ILVA, URSO CHIEDE RESPONSABILITA’

Le stesse parole del ministro delle Imprese e del Made in Italy aumentano i dubbi riguardo la buona riuscita della vendita dell’ex Ilva. “Non è il momento delle recriminazioni, ma delle soluzioni”, ha detto Urso, facendo appello al senso di responsabilità di tutti.

Il ministro ha poi auspicato che la missione dei suoi delegati ministeriali in Azerbaigian possa riconfermare “la volontà di portare avanti il percorso di acquisizione”.

LA SOLUZIONE E’ NAZIONALIZZARE?

L’unica opzione ancora sul tavolo per salvare un baluardo dell’industria dell’acciaio italiana è la ri-nazionalizzazione, secondo La Repubblica.
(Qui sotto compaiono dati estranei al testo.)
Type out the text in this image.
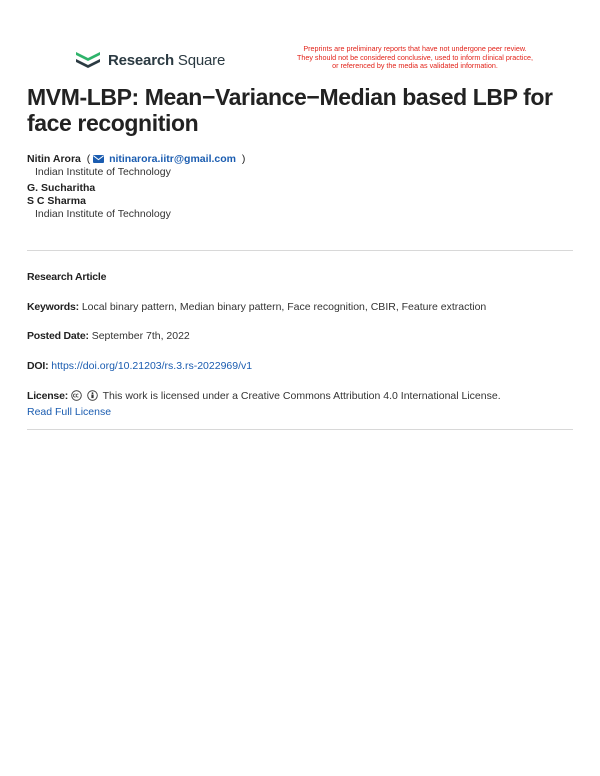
Research Square
Preprints are preliminary reports that have not undergone peer review.
They should not be considered conclusive, used to inform clinical practice,
or referenced by the media as validated information.
MVM-LBP: Mean−Variance−Median based LBP for face recognition
Nitin Arora  ( nitinarora.iitr@gmail.com  )
Indian Institute of Technology
G. Sucharitha
S C Sharma
Indian Institute of Technology
Research Article
Keywords: Local binary pattern, Median binary pattern, Face recognition, CBIR, Feature extraction
Posted Date: September 7th, 2022
DOI: https://doi.org/10.21203/rs.3.rs-2022969/v1
License:	This work is licensed under a Creative Commons Attribution 4.0 International License.
Read Full License
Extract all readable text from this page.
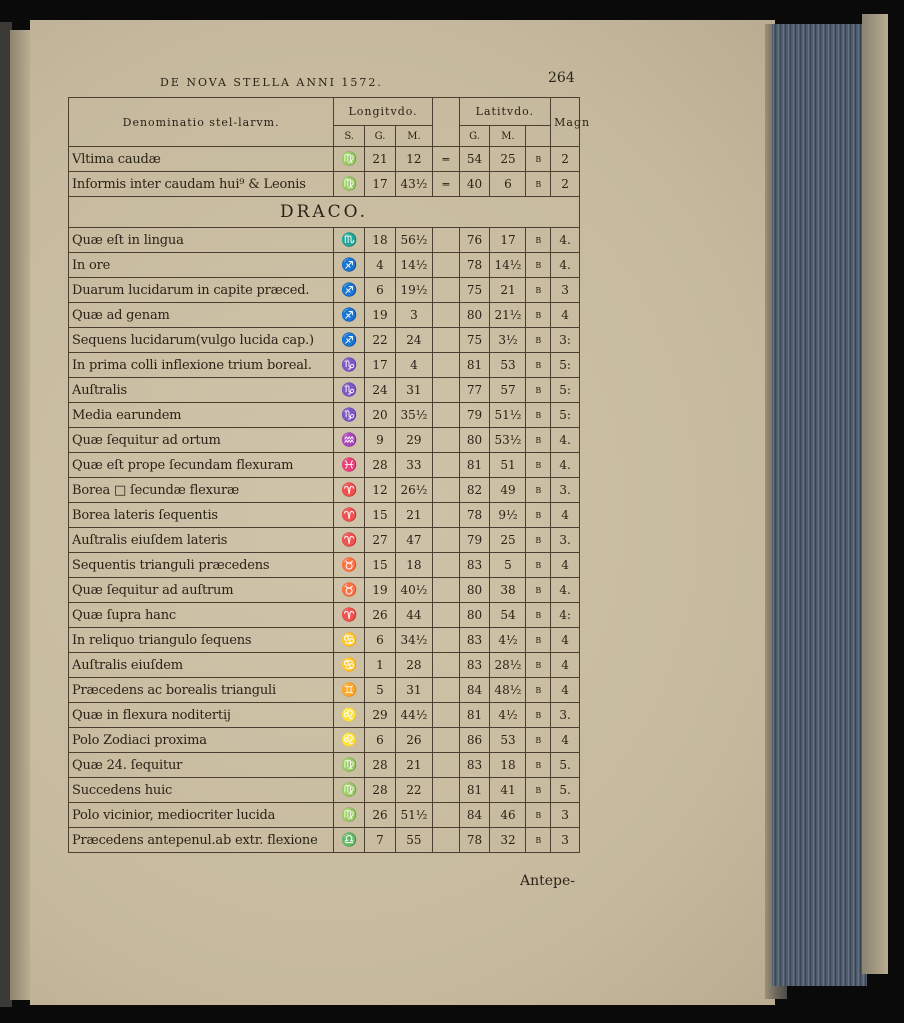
DE NOVA STELLA ANNI 1572.	264
Denominatio stel-larvm.	Longitvdo.				Latitvdo.			Magn
	S.	G.	M.		G.	M.		
Vltima caudæ	♍	21	12	═	54	25	B	2
Informis inter caudam hui⁹ & Leonis	♍	17	43½	═	40	6	B	2
DRACO.								
Quæ eſt in lingua	♏	18	56½		76	17	B	4.
In ore	♐	4	14½		78	14½	B	4.
Duarum lucidarum in capite præced.	♐	6	19½		75	21	B	3
Quæ ad genam	♐	19	3		80	21½	B	4
Sequens lucidarum(vulgo lucida cap.)	♐	22	24		75	3½	B	3:
In prima colli inflexione trium boreal.	♑	17	4		81	53	B	5:
Auſtralis	♑	24	31		77	57	B	5:
Media earundem	♑	20	35½		79	51½	B	5:
Quæ ſequitur ad ortum	♒	9	29		80	53½	B	4.
Quæ eſt prope ſecundam flexuram	♓	28	33		81	51	B	4.
Borea □ ſecundæ flexuræ	♈	12	26½		82	49	B	3.
Borea lateris ſequentis	♈	15	21		78	9½	B	4
Auſtralis eiuſdem lateris	♈	27	47		79	25	B	3.
Sequentis trianguli præcedens	♉	15	18		83	5	B	4
Quæ ſequitur ad auſtrum	♉	19	40½		80	38	B	4.
Quæ ſupra hanc	♈	26	44		80	54	B	4:
In reliquo triangulo ſequens	♋	6	34½		83	4½	B	4
Auſtralis eiuſdem	♋	1	28		83	28½	B	4
Præcedens ac borealis trianguli	♊	5	31		84	48½	B	4
Quæ in flexura noditertij	♌	29	44½		81	4½	B	3.
Polo Zodiaci proxima	♌	6	26		86	53	B	4
Quæ 24. ſequitur	♍	28	21		83	18	B	5.
Succedens huic	♍	28	22		81	41	B	5.
Polo vicinior, mediocriter lucida	♍	26	51½		84	46	B	3
Præcedens antepenul.ab extr. flexione	♎	7	55		78	32	B	3
Antepe-
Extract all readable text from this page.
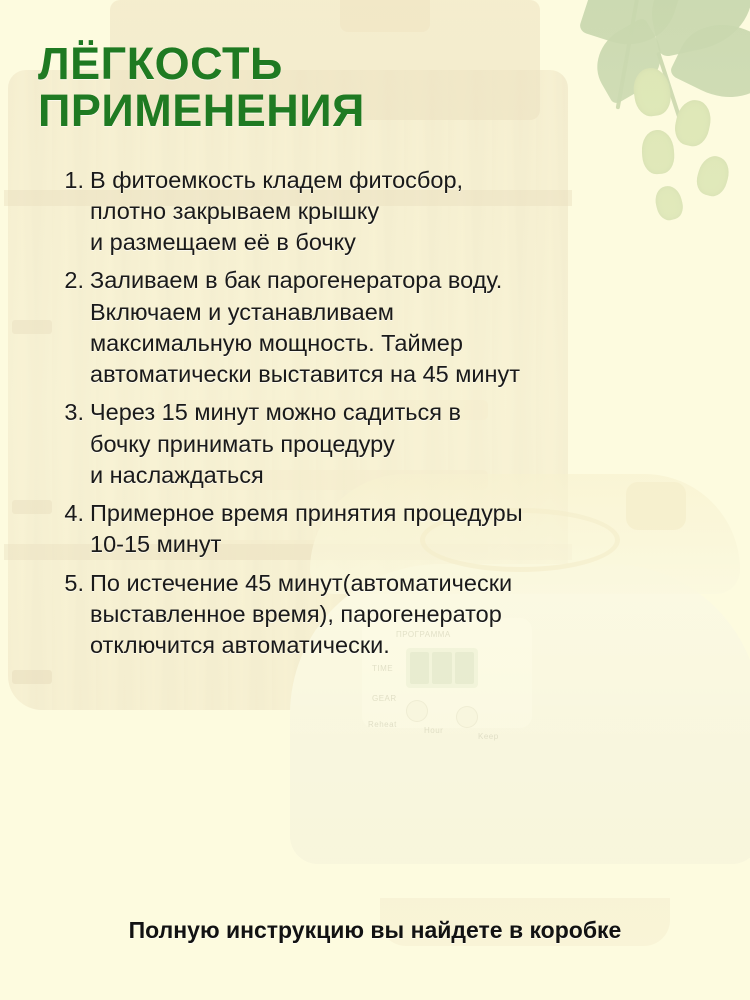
ЛЁГКОСТЬ
ПРИМЕНЕНИЯ
В фитоемкость кладем фитосбор,
плотно закрываем крышку
и размещаем её в бочку
Заливаем в бак парогенератора воду.
Включаем и устанавливаем
максимальную мощность. Таймер
автоматически выставится на 45 минут
Через 15 минут можно садиться в
бочку принимать процедуру
и наслаждаться
Примерное время принятия процедуры
10-15 минут
По истечение 45 минут(автоматически
выставленное время), парогенератор
отключится автоматически.
Полную инструкцию вы найдете в коробке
Il ritorno dell’azionista pubblico sarebbe “un’ammissione definitiva di un fallimento collettivo”, poiché riporterebbe agli antichi splendori il tanto criticato modello dello Stato Padrone degli anni Settanta e Ottanta. Tuttavia, resta la soluzione migliore per Giannini poiché “alla fine il Mef dovrebbe comunque garantire una quota di mezzo miliardo, attraverso Invitalia o Cdp. E a questa si aggiungerebbero comunque gli investimenti per la decarbonizzazione, almeno 4 miliardi”.